Ingredients
Equipment
Method
Prep the ingredients
- Slice the smoked kielbasa sausage into 1/2-inch diagonal rounds to maximize surface area for charring.
- Cut the bell peppers into strips and slice the yellow onion into half-moons, keeping the thickness roughly even.
Season peppers and onions
- Toss the bell peppers and onion with olive oil, garlic powder, smoked paprika, salt, and black pepper until every piece is evenly coated.
Grill and caramelize
- Heat a grill pan or cast iron skillet over medium-high heat until very hot, about 2 minutes.
- Add the kielbasa rounds in a single layer and grill undisturbed for 2–3 minutes per side until deep golden char marks form, then remove and set aside.
- In the same pan, cook the peppers and onions, tossing occasionally, for 6–8 minutes until softened and lightly caramelized.
Glaze and serve
- Return the kielbasa to the pan, drizzle with Worcestershire sauce, and toss for 1–2 minutes until heated through and glossy.

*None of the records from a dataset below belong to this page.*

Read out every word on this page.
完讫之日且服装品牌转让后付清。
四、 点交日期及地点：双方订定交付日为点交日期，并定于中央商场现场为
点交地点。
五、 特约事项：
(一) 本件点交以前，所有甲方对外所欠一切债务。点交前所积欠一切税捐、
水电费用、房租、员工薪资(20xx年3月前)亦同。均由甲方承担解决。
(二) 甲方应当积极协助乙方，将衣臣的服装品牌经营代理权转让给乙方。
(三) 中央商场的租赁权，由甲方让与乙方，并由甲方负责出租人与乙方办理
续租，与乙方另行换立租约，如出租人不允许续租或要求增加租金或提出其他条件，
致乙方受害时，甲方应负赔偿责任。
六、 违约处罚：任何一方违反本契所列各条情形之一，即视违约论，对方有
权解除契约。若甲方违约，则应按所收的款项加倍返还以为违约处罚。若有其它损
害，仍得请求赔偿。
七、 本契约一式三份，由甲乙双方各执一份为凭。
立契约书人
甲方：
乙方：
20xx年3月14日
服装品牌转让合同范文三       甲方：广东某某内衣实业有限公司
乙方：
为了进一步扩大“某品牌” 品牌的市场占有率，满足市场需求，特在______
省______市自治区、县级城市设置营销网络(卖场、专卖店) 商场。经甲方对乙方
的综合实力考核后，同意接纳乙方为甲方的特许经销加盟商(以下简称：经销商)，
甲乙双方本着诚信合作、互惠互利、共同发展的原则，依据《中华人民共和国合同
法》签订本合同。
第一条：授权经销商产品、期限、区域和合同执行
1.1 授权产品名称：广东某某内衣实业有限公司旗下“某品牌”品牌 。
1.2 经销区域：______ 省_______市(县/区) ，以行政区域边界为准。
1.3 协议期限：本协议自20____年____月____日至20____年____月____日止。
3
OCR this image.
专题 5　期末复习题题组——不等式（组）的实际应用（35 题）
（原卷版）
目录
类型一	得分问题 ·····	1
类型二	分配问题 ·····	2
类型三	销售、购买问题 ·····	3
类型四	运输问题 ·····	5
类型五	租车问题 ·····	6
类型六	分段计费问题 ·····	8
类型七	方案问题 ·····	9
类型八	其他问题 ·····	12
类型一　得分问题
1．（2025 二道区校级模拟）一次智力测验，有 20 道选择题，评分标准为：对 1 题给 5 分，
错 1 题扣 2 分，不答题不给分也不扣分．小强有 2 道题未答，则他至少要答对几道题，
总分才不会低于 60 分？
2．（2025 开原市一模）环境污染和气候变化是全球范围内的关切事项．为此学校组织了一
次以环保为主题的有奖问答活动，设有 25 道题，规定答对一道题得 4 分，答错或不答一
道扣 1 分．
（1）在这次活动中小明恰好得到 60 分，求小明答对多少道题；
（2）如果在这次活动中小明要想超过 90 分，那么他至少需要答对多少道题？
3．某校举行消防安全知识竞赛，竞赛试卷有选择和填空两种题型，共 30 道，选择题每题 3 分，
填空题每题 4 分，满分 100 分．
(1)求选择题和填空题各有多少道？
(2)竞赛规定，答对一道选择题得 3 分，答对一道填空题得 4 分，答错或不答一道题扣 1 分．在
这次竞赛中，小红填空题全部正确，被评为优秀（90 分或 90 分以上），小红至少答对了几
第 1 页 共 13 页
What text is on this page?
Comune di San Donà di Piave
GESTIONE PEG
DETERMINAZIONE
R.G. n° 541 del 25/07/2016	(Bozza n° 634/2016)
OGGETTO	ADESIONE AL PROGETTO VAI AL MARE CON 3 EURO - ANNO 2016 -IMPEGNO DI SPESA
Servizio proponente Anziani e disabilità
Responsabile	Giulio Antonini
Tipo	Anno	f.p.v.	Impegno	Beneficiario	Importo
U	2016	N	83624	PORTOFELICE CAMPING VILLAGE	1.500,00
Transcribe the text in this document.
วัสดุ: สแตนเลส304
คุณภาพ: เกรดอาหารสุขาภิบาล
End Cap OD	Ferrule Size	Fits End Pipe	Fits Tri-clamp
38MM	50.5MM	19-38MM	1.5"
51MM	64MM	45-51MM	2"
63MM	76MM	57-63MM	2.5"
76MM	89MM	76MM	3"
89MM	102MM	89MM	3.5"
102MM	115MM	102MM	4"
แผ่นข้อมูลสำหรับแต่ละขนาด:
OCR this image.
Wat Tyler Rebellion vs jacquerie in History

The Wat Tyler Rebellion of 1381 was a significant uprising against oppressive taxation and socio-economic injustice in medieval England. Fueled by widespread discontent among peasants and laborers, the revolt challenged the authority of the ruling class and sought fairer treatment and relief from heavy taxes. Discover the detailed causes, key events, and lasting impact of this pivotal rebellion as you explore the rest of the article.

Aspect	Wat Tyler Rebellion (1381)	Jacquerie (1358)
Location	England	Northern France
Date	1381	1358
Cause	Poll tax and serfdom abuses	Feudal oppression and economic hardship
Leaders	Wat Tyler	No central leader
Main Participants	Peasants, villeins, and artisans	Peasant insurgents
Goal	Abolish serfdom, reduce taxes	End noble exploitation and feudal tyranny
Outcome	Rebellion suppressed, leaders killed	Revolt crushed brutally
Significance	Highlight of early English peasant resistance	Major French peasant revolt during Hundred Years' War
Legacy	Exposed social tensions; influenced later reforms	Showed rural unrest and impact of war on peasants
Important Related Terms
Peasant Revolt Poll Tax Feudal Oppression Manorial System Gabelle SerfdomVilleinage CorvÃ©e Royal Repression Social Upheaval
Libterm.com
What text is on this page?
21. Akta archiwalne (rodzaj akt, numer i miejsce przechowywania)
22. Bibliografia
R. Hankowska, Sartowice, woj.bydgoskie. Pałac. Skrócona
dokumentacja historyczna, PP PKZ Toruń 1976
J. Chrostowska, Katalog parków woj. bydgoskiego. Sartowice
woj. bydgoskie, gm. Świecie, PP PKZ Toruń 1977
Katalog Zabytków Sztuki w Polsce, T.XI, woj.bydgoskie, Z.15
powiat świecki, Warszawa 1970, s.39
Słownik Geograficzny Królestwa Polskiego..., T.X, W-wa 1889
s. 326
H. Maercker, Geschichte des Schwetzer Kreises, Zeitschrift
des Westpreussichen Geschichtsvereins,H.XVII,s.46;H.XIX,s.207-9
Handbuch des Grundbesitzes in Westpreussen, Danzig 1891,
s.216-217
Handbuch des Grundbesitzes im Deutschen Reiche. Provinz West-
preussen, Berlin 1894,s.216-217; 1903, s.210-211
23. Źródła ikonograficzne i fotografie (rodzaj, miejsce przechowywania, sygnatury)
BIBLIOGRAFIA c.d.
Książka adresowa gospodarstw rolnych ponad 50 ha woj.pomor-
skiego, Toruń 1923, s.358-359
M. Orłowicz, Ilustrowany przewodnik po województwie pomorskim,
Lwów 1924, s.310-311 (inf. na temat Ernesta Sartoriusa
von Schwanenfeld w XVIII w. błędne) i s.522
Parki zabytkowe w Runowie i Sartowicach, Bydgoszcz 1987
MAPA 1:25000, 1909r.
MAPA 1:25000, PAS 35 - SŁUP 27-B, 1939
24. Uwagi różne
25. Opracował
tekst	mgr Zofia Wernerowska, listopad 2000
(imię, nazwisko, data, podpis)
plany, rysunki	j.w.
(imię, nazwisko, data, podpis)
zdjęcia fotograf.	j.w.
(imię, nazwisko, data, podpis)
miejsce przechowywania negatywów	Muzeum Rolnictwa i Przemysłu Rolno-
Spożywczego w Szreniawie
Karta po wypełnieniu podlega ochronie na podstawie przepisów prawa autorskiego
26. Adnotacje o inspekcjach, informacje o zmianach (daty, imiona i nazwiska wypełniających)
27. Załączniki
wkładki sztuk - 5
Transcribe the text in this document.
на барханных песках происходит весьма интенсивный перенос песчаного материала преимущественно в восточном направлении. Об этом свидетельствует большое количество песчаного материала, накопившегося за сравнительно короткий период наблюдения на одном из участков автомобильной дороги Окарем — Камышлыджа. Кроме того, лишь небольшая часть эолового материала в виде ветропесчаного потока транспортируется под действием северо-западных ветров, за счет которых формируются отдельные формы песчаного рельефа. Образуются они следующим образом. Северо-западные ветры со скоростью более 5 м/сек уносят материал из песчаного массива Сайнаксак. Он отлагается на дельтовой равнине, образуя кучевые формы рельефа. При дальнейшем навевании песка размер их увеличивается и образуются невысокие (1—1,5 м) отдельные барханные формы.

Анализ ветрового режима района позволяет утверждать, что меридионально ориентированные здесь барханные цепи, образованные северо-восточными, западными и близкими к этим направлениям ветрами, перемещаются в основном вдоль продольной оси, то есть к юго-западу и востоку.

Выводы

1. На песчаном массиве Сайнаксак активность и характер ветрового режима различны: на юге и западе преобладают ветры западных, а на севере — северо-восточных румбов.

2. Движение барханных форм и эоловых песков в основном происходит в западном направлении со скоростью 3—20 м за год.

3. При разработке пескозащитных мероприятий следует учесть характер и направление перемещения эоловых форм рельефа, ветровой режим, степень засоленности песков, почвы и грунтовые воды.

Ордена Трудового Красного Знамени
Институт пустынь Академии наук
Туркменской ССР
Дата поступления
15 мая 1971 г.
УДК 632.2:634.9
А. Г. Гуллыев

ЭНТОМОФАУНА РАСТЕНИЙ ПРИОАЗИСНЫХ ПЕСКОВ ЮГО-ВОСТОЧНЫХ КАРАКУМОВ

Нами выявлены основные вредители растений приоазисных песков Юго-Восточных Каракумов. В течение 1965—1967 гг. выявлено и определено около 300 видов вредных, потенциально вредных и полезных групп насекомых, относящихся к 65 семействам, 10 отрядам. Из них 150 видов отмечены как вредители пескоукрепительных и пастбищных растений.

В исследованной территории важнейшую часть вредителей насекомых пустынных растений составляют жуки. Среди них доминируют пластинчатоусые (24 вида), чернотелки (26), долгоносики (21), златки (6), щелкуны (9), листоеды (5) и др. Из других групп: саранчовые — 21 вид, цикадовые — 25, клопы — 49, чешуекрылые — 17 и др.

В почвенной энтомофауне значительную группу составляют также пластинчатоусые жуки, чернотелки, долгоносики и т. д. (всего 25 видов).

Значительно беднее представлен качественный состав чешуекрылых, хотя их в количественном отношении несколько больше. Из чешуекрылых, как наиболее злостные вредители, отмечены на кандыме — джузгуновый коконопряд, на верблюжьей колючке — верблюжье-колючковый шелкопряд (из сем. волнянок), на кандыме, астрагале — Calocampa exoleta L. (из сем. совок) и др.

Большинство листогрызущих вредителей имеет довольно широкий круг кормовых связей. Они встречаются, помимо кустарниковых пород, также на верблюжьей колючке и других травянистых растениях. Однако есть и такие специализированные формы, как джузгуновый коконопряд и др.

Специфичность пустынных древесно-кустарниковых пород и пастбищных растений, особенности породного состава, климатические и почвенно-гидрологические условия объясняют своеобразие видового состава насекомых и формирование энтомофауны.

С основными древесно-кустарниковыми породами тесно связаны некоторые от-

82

- Finish with fresh chopped parsley and serve immediately over rice, in hoagie rolls, or straight from the skillet.
Notes
Pro tip: keep the kielbasa in a single layer and don’t move it for the first flip—this is what builds the deep char marks. Refrigerate leftovers in an airtight container for up to 3 days; reheat in a skillet over medium heat until hot. Freezing is not recommended because peppers and onions soften too much after thawing. For a lower-sodium option, choose a reduced-sodium kielbasa and reduce the added salt slightly to match your preference.